UK: Transport for London has made changes to its journey planner following analysis of depersonalised wi-fi connection data from the mobile devices of passengers at London Underground stations.
TfL previously relied on customer surveys of passenger flows, but the analysis of 2·7 billion data points collected since July has provided it with a better understanding of the routes people take, where they interchange and how long they may have to wait.
The data has been used to identify stations through which the time taken to travel was greater than had been allowed for in the journey planner, with timings for journeys involving 55 stations now adjusted.
At major interchanges including Baker Street, Canada Water, Earl’s Court and Notting Hill Gate the timings now better reflect busy periods. At stations with high volumes of tourists such as Bond Street, Covent Garden, Leicester Square and Piccadilly Circus the timings take account of higher usage outside of peak periods, while at stations in outer London the revised times account for increased passenger numbers.
The data is also being used by TfL’s advertising partner Global to improve the positions of adverts and measure footfall to assess the effectiveness of the advertising estate, which is expected to help increase revenue.

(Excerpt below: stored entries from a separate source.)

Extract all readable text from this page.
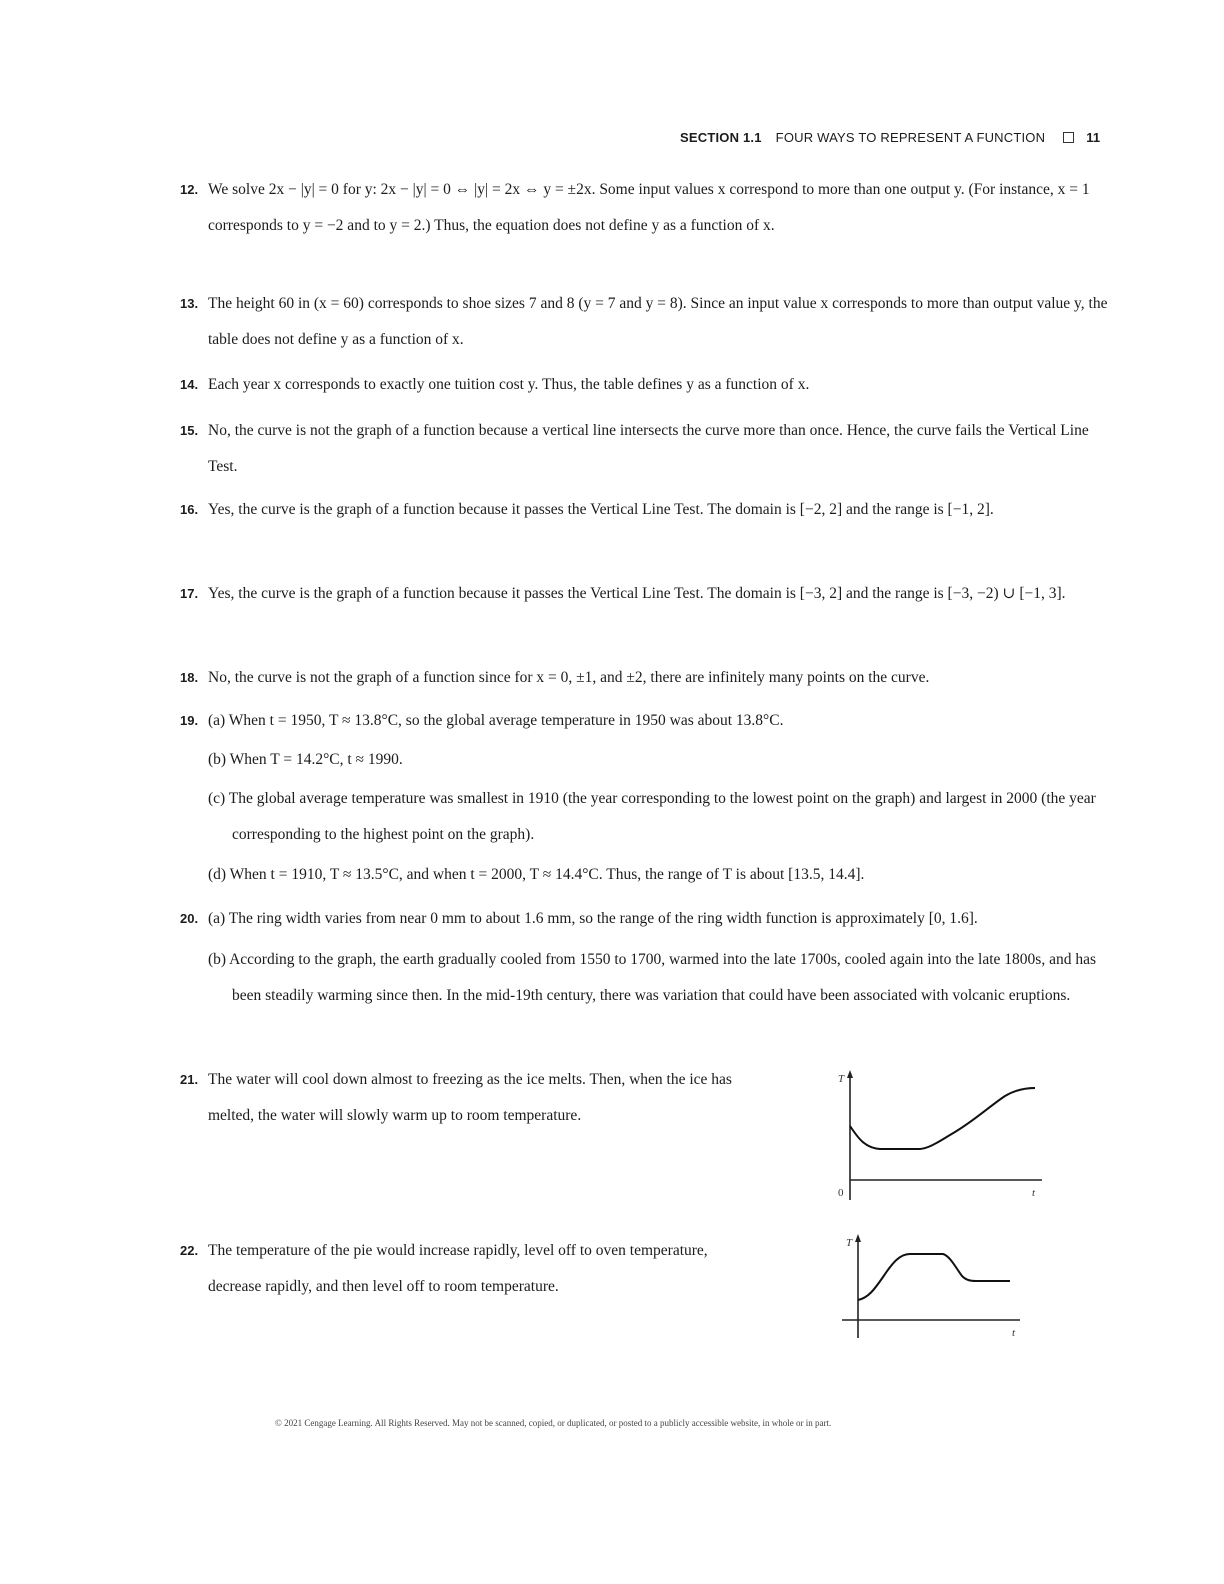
SECTION 1.1 FOUR WAYS TO REPRESENT A FUNCTION	11
12. We solve 2x − |y| = 0 for y: 2x − |y| = 0 ⇔ |y| = 2x ⇔ y = ±2x. Some input values x correspond to more than one output y. (For instance, x = 1 corresponds to y = −2 and to y = 2.) Thus, the equation does not define y as a function of x.
13. The height 60 in (x = 60) corresponds to shoe sizes 7 and 8 (y = 7 and y = 8). Since an input value x corresponds to more than output value y, the table does not define y as a function of x.
14. Each year x corresponds to exactly one tuition cost y. Thus, the table defines y as a function of x.
15. No, the curve is not the graph of a function because a vertical line intersects the curve more than once. Hence, the curve fails the Vertical Line Test.
16. Yes, the curve is the graph of a function because it passes the Vertical Line Test. The domain is [−2, 2] and the range is [−1, 2].
17. Yes, the curve is the graph of a function because it passes the Vertical Line Test. The domain is [−3, 2] and the range is [−3, −2) ∪ [−1, 3].
18. No, the curve is not the graph of a function since for x = 0, ±1, and ±2, there are infinitely many points on the curve.
19. (a) When t = 1950, T ≈ 13.8°C, so the global average temperature in 1950 was about 13.8°C.
(b) When T = 14.2°C, t ≈ 1990.
(c) The global average temperature was smallest in 1910 (the year corresponding to the lowest point on the graph) and largest in 2000 (the year corresponding to the highest point on the graph).
(d) When t = 1910, T ≈ 13.5°C, and when t = 2000, T ≈ 14.4°C. Thus, the range of T is about [13.5, 14.4].
20. (a) The ring width varies from near 0 mm to about 1.6 mm, so the range of the ring width function is approximately [0, 1.6].
(b) According to the graph, the earth gradually cooled from 1550 to 1700, warmed into the late 1700s, cooled again into the late 1800s, and has been steadily warming since then. In the mid-19th century, there was variation that could have been associated with volcanic eruptions.
21. The water will cool down almost to freezing as the ice melts. Then, when the ice has melted, the water will slowly warm up to room temperature.
T
0	t
22. The temperature of the pie would increase rapidly, level off to oven temperature, decrease rapidly, and then level off to room temperature.
T
t
© 2021 Cengage Learning. All Rights Reserved. May not be scanned, copied, or duplicated, or posted to a publicly accessible website, in whole or in part.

Work is now underway to see what further information can be sourced from the data. This will include developing an understanding of where passengers interchange on certain key routes such as King’s Cross-St Pancras – Waterloo and Liverpool Street – Victoria, to see whether alternatives could be suggested at certain times. Aggregated data will also be used to help identify opportunities for targeted investment.
Planned changes to TfL’s website and API include the provision of updated crowding data, live accessibility information and real-time information on TfL-concessioned rail services.
The data collection system was developed in-house by TfL, and uses the media access control address which wi-fi enabled devices send when searching for nearby routers. TfL stressed that all data is automatically depersonalised to ensure that it is not possible to identify any individual, and no browsing or historical data is collected.